Meanwhile the man with the black beard had recovered and risen, and he
and Sir Henry were pump-handling away at each other, apparently without
a word to say. But whatever they had quarrelled about in the past--I
suspect it was a lady, though I never asked--it was evidently forgotten
now.
"My dear old fellow," burst out Sir Henry at last, "I thought you were
dead. I have been over Solomon's Mountains to find you. I had given up
all hope of ever seeing you again, and now I come across you perched in
the desert, like an old _assvoegel_."[1]
"I tried to cross Solomon's Mountains nearly two years ago," was the
answer, spoken in the hesitating voice of a man who has had little
recent opportunity of using his tongue, "but when I reached here a
boulder fell on my leg and crushed it, and I have been able to go
neither forward nor back."
Then I came up. "How do you do, Mr. Neville?" I said; "do you remember
me?"
"Why," he said, "isn't it Hunter Quatermain, eh, and Good too? Hold on
a minute, you fellows, I am getting dizzy again. It is all so very
strange, and, when a man has ceased to hope, so very happy!"

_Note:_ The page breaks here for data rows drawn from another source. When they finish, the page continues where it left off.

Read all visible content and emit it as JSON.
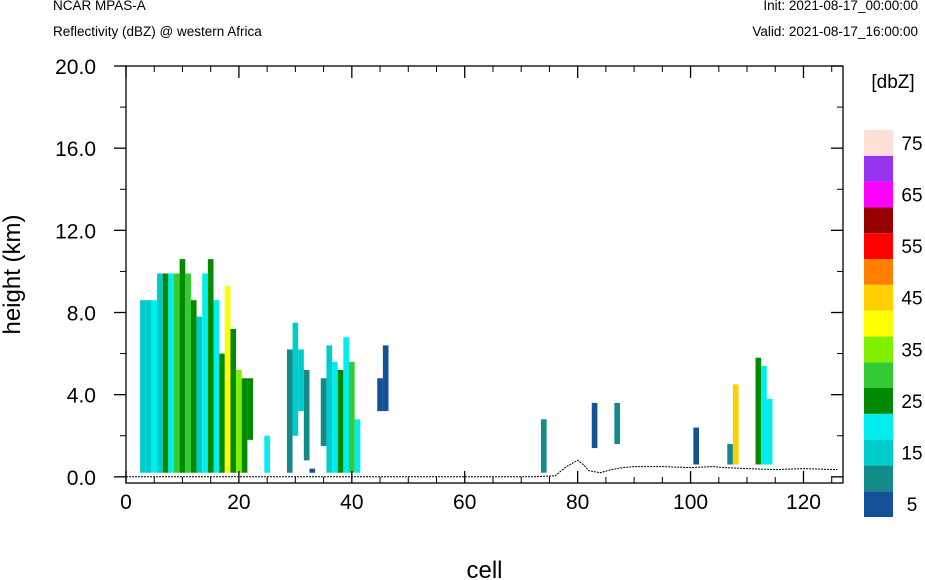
{
  "header": {
    "title_left": "NCAR MPAS-A",
    "subtitle_left": "Reflectivity (dBZ) @ western Africa",
    "init": "Init: 2021-08-17_00:00:00",
    "valid": "Valid: 2021-08-17_16:00:00"
  },
  "chart_data": {
    "type": "heatmap",
    "title": "Reflectivity (dBZ) @ western Africa",
    "xlabel": "cell",
    "ylabel": "height (km)",
    "xlim": [
      0,
      127
    ],
    "ylim": [
      -0.3,
      20.0
    ],
    "xticks": [
      "0",
      "20",
      "40",
      "60",
      "80",
      "100",
      "120"
    ],
    "yticks": [
      "0.0",
      "4.0",
      "8.0",
      "12.0",
      "16.0",
      "20.0"
    ],
    "colorbar": {
      "unit": "[dbZ]",
      "levels": [
        5,
        10,
        15,
        20,
        25,
        30,
        35,
        40,
        45,
        50,
        55,
        60,
        65,
        70,
        75
      ],
      "labels": [
        "5",
        "15",
        "25",
        "35",
        "45",
        "55",
        "65",
        "75"
      ],
      "colors": [
        "#155196",
        "#138b8b",
        "#00cccc",
        "#00eeee",
        "#028a02",
        "#33cc33",
        "#80f000",
        "#ffff00",
        "#ffd000",
        "#ff8000",
        "#ff0000",
        "#990000",
        "#ff00ff",
        "#9633ee",
        "#ffe0d8"
      ]
    },
    "columns": [
      {
        "x": 3,
        "bottom": 0.2,
        "top": 8.6,
        "dbz": 15
      },
      {
        "x": 4,
        "bottom": 0.2,
        "top": 8.6,
        "dbz": 15
      },
      {
        "x": 5,
        "bottom": 0.2,
        "top": 8.6,
        "dbz": 20
      },
      {
        "x": 6,
        "bottom": 0.2,
        "top": 9.9,
        "dbz": 15
      },
      {
        "x": 7,
        "bottom": 0.2,
        "top": 9.9,
        "dbz": 25
      },
      {
        "x": 8,
        "bottom": 0.2,
        "top": 9.9,
        "dbz": 20
      },
      {
        "x": 9,
        "bottom": 0.2,
        "top": 9.9,
        "dbz": 30
      },
      {
        "x": 10,
        "bottom": 0.2,
        "top": 10.6,
        "dbz": 25
      },
      {
        "x": 11,
        "bottom": 0.2,
        "top": 9.9,
        "dbz": 30
      },
      {
        "x": 12,
        "bottom": 0.2,
        "top": 8.6,
        "dbz": 25
      },
      {
        "x": 13,
        "bottom": 0.2,
        "top": 7.8,
        "dbz": 15
      },
      {
        "x": 14,
        "bottom": 0.2,
        "top": 9.9,
        "dbz": 20
      },
      {
        "x": 15,
        "bottom": 0.2,
        "top": 10.6,
        "dbz": 25
      },
      {
        "x": 16,
        "bottom": 0.2,
        "top": 8.6,
        "dbz": 20
      },
      {
        "x": 17,
        "bottom": 0.2,
        "top": 6.0,
        "dbz": 25
      },
      {
        "x": 18,
        "bottom": 0.2,
        "top": 9.3,
        "dbz": 40
      },
      {
        "x": 19,
        "bottom": 0.2,
        "top": 7.2,
        "dbz": 25
      },
      {
        "x": 20,
        "bottom": 0.2,
        "top": 5.2,
        "dbz": 35
      },
      {
        "x": 21,
        "bottom": 0.2,
        "top": 4.8,
        "dbz": 25
      },
      {
        "x": 22,
        "bottom": 1.8,
        "top": 4.8,
        "dbz": 25
      },
      {
        "x": 25,
        "bottom": 0.2,
        "top": 2.0,
        "dbz": 20
      },
      {
        "x": 29,
        "bottom": 0.2,
        "top": 6.2,
        "dbz": 10
      },
      {
        "x": 30,
        "bottom": 2.0,
        "top": 7.5,
        "dbz": 15
      },
      {
        "x": 31,
        "bottom": 3.2,
        "top": 6.2,
        "dbz": 15
      },
      {
        "x": 32,
        "bottom": 0.8,
        "top": 5.2,
        "dbz": 10
      },
      {
        "x": 33,
        "bottom": 0.2,
        "top": 0.4,
        "dbz": 5
      },
      {
        "x": 35,
        "bottom": 1.5,
        "top": 4.8,
        "dbz": 10
      },
      {
        "x": 36,
        "bottom": 0.2,
        "top": 6.4,
        "dbz": 15
      },
      {
        "x": 37,
        "bottom": 0.2,
        "top": 5.6,
        "dbz": 20
      },
      {
        "x": 38,
        "bottom": 0.2,
        "top": 5.2,
        "dbz": 25
      },
      {
        "x": 39,
        "bottom": 0.2,
        "top": 6.8,
        "dbz": 20
      },
      {
        "x": 40,
        "bottom": 0.2,
        "top": 5.6,
        "dbz": 30
      },
      {
        "x": 41,
        "bottom": 0.2,
        "top": 2.8,
        "dbz": 20
      },
      {
        "x": 45,
        "bottom": 3.2,
        "top": 4.8,
        "dbz": 5
      },
      {
        "x": 46,
        "bottom": 3.2,
        "top": 6.4,
        "dbz": 5
      },
      {
        "x": 74,
        "bottom": 0.2,
        "top": 2.8,
        "dbz": 10
      },
      {
        "x": 83,
        "bottom": 1.4,
        "top": 3.6,
        "dbz": 5
      },
      {
        "x": 87,
        "bottom": 1.6,
        "top": 3.6,
        "dbz": 10
      },
      {
        "x": 101,
        "bottom": 0.6,
        "top": 2.4,
        "dbz": 5
      },
      {
        "x": 107,
        "bottom": 0.6,
        "top": 1.6,
        "dbz": 10
      },
      {
        "x": 108,
        "bottom": 0.6,
        "top": 4.5,
        "dbz": 45
      },
      {
        "x": 112,
        "bottom": 0.6,
        "top": 5.8,
        "dbz": 25
      },
      {
        "x": 113,
        "bottom": 0.6,
        "top": 5.4,
        "dbz": 20
      },
      {
        "x": 114,
        "bottom": 0.6,
        "top": 3.8,
        "dbz": 20
      }
    ],
    "terrain": {
      "x": [
        0,
        72,
        76,
        78,
        80,
        81,
        82,
        84,
        86,
        88,
        90,
        95,
        100,
        104,
        106,
        110,
        115,
        120,
        126
      ],
      "height": [
        0.0,
        0.0,
        0.05,
        0.5,
        0.8,
        0.6,
        0.3,
        0.2,
        0.35,
        0.45,
        0.5,
        0.5,
        0.45,
        0.5,
        0.45,
        0.4,
        0.35,
        0.4,
        0.35
      ]
    }
  }
}
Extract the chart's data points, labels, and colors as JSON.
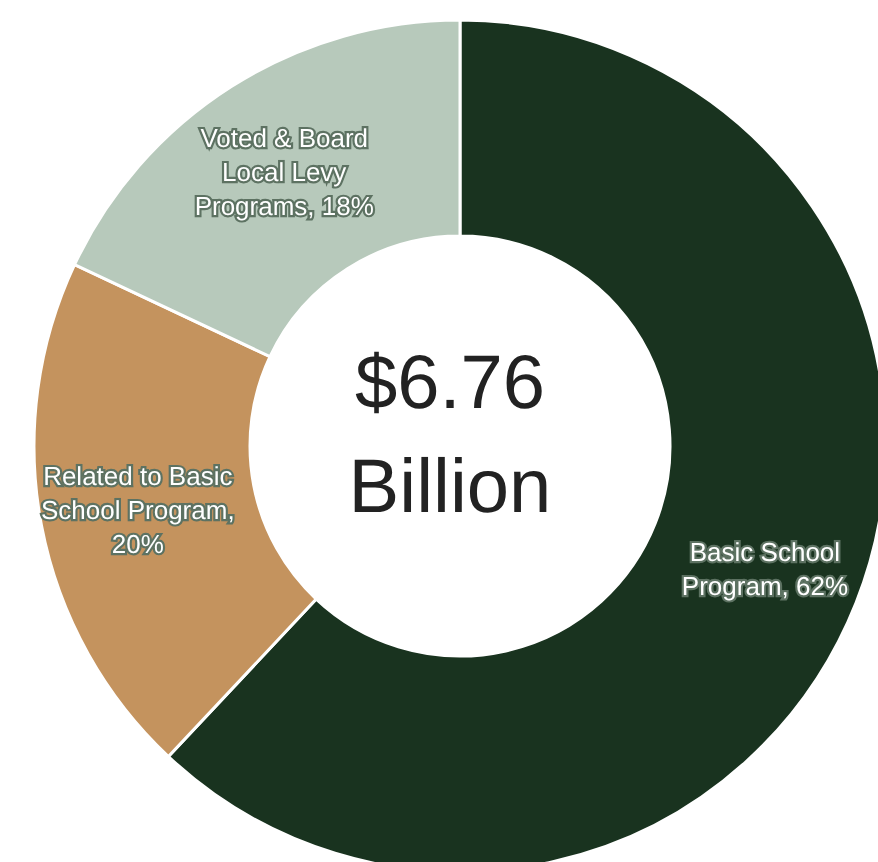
{
  "chart_data": {
    "type": "donut",
    "title": "$6.76 Billion",
    "categories": [
      "Basic School Program",
      "Related to Basic School Program",
      "Voted & Board Local Levy Programs"
    ],
    "values": [
      62,
      20,
      18
    ],
    "colors": [
      "#19331f",
      "#c4935e",
      "#b7c9bb"
    ],
    "value_labels": [
      ", 62%",
      ", 20%",
      ", 18%"
    ],
    "legend": false
  }
}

That evening, over the camp fire, George Curtis told us his story,
which, in its way, was almost as eventful as our own, and, put shortly,
amounted to this. A little less than two years before, he had started
from Sitanda's Kraal, to try to reach Suliman's Berg. As for the note I
had sent him by Jim, that worthy lost it, and he had never heard of it
till to-day. But, acting upon information he had received from the
natives, he headed not for Sheba's Breasts, but for the ladder-like
descent of the mountains down which we had just come, which is clearly
a better route than that marked out in old Dom Silvestra's plan. In the
desert he and Jim had suffered great hardships, but finally they
reached this oasis, where a terrible accident befell George Curtis. On
the day of their arrival he was sitting by the stream, and Jim was
extracting the honey from the nest of a stingless bee which is to be
found in the desert, on the top of a bank immediately above him. In so
doing he loosened a great boulder of rock, which fell upon George
Curtis's right leg, crushing it frightfully. From that day he had been
so lame that he found it impossible to go either forward or back, and
had preferred to take the chances of dying in the oasis to the
certainty of perishing in the desert.